The FTSE 100 index shed 0.3% to 6,686.82, and Tullow Oil PLC logged the sharpest decline as its shares dropped 2.6%. The oil and gas exploration company said it will abandon an exploration well off the coast of Mauritania because of a lack of discovery of hydrocarbons.

Shares of HSBC (HSBC) were also among the worst performers in London, losing 1.5% after a rating downgrade to underweight from equal-weight at Morgan Stanley. The analysts said they see earnings and revenue to be about 15% and 4% below the consensus projections, respectively. Further risks to earnings would stem in part from the issuance of Tier 1 bonds. "However, we are more constructive on cost discipline and asset quality," said Morgan Stanley analysts in a report.
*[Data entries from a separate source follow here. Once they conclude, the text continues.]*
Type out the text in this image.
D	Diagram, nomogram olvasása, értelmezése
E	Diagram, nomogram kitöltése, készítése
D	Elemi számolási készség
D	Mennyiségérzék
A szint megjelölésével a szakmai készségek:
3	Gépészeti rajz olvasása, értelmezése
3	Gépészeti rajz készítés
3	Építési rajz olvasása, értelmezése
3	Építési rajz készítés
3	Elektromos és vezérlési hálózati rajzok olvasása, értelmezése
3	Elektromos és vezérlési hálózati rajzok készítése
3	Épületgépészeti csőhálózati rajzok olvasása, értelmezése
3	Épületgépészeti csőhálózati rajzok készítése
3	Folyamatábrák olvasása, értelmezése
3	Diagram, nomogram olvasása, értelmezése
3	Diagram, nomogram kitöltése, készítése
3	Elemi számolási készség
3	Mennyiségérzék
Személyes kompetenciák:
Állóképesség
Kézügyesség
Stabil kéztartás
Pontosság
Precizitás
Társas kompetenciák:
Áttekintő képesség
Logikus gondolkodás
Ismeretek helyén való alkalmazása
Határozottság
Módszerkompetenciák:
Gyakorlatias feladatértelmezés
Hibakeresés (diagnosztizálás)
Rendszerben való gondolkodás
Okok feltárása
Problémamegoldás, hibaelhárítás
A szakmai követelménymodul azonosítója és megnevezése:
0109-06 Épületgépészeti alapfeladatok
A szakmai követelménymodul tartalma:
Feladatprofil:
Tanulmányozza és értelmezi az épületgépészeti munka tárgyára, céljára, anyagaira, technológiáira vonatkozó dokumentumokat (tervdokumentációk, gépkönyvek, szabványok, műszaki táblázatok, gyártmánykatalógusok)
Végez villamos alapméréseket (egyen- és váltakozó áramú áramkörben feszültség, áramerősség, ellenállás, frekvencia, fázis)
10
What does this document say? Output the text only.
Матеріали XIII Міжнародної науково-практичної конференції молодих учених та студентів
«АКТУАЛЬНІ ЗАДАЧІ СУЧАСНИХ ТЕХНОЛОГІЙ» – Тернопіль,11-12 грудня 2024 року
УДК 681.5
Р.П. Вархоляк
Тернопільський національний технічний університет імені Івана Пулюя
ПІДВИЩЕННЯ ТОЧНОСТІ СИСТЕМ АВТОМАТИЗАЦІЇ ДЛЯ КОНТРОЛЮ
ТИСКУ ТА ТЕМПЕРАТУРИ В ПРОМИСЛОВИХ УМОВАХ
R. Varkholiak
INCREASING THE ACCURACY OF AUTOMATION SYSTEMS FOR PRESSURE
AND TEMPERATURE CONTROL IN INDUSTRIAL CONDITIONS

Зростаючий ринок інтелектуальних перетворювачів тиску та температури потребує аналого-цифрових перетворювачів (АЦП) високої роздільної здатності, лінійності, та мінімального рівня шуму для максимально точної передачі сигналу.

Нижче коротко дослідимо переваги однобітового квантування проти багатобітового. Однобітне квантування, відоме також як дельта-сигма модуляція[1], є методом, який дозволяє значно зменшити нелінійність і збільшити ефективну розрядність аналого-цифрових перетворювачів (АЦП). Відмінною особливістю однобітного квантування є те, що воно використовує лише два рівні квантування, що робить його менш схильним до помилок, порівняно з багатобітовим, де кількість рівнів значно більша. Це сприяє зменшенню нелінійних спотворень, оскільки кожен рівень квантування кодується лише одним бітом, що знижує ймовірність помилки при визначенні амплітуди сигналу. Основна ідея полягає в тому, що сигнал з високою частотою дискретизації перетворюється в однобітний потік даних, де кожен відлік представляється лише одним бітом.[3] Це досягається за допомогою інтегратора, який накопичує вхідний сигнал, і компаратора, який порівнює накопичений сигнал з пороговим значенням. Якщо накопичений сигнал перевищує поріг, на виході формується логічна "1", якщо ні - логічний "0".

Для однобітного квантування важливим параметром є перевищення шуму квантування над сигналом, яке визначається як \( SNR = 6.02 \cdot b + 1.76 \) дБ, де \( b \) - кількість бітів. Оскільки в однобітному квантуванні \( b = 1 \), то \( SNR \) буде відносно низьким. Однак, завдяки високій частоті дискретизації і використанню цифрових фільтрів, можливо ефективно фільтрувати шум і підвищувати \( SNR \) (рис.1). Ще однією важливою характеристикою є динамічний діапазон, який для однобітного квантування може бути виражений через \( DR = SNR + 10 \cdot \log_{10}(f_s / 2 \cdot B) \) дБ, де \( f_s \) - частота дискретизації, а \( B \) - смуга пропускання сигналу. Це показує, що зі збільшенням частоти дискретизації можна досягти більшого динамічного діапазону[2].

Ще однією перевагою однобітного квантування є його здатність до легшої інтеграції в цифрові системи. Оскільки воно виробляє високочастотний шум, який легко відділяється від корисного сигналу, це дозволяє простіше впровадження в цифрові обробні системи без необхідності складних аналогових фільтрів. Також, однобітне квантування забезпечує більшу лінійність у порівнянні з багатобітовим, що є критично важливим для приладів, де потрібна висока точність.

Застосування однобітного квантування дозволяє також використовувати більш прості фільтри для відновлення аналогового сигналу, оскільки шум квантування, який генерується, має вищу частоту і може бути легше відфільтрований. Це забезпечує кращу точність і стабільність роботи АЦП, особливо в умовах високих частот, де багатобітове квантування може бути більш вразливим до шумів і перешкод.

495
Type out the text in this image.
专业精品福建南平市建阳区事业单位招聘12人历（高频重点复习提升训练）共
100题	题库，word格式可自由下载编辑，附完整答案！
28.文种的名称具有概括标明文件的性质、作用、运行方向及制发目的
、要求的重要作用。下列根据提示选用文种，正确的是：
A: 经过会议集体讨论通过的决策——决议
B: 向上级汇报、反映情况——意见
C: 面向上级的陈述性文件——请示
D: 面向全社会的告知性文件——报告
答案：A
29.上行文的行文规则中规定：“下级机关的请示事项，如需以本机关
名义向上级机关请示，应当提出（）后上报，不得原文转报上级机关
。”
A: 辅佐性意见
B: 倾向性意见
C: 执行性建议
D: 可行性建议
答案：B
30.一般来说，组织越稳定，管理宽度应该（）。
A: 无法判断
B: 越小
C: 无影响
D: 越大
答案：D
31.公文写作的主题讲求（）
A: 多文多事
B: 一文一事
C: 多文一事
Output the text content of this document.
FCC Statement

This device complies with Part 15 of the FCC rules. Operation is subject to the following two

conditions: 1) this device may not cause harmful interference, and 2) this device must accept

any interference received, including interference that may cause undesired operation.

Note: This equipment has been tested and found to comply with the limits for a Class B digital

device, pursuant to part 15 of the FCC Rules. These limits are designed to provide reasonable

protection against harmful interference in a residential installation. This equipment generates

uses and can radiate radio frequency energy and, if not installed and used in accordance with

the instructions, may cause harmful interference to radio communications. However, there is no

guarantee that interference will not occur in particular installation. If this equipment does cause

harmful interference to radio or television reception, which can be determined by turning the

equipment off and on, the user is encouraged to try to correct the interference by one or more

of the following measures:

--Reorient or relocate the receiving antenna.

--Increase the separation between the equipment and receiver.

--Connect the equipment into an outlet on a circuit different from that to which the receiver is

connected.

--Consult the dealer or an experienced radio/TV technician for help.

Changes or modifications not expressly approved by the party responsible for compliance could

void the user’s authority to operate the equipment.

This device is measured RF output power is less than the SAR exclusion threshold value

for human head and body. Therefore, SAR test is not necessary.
U.K. stocks fell alongside other European benchmarks after the U.S. stepped up its warning to Russia about the Ukraine crisis. U.S. Secretary of State John Kerry late Thursday accused Russia of violating its commitment to ease tensions in eastern Ukraine.

"If Russia continues in this direction, it will not just be a grave mistake, it will be an expensive one," Kerry said, citing growing outflow of capital from Russia in recent months. "It's a preview of how the free world will respond."

Elsewhere, the British pound (GBPUSD) moved higher against the U.S. dollar after U.K. retail sales rose 0.1% in March from February, above expectations of a 0.5% decline, according to FactSet estimates. Sterling traded at $1.6817, up from $1.679 ahead of the data, and higher than $1.6801 late Thursday.

The Office for National Statistics also said retail sales rose 4.2% compared with March last year, with non-food stores seeing the strongest year-on-year advance since April 2002.

The FTSE 100 but remained on track for a 1% rise for the holiday-shortened week.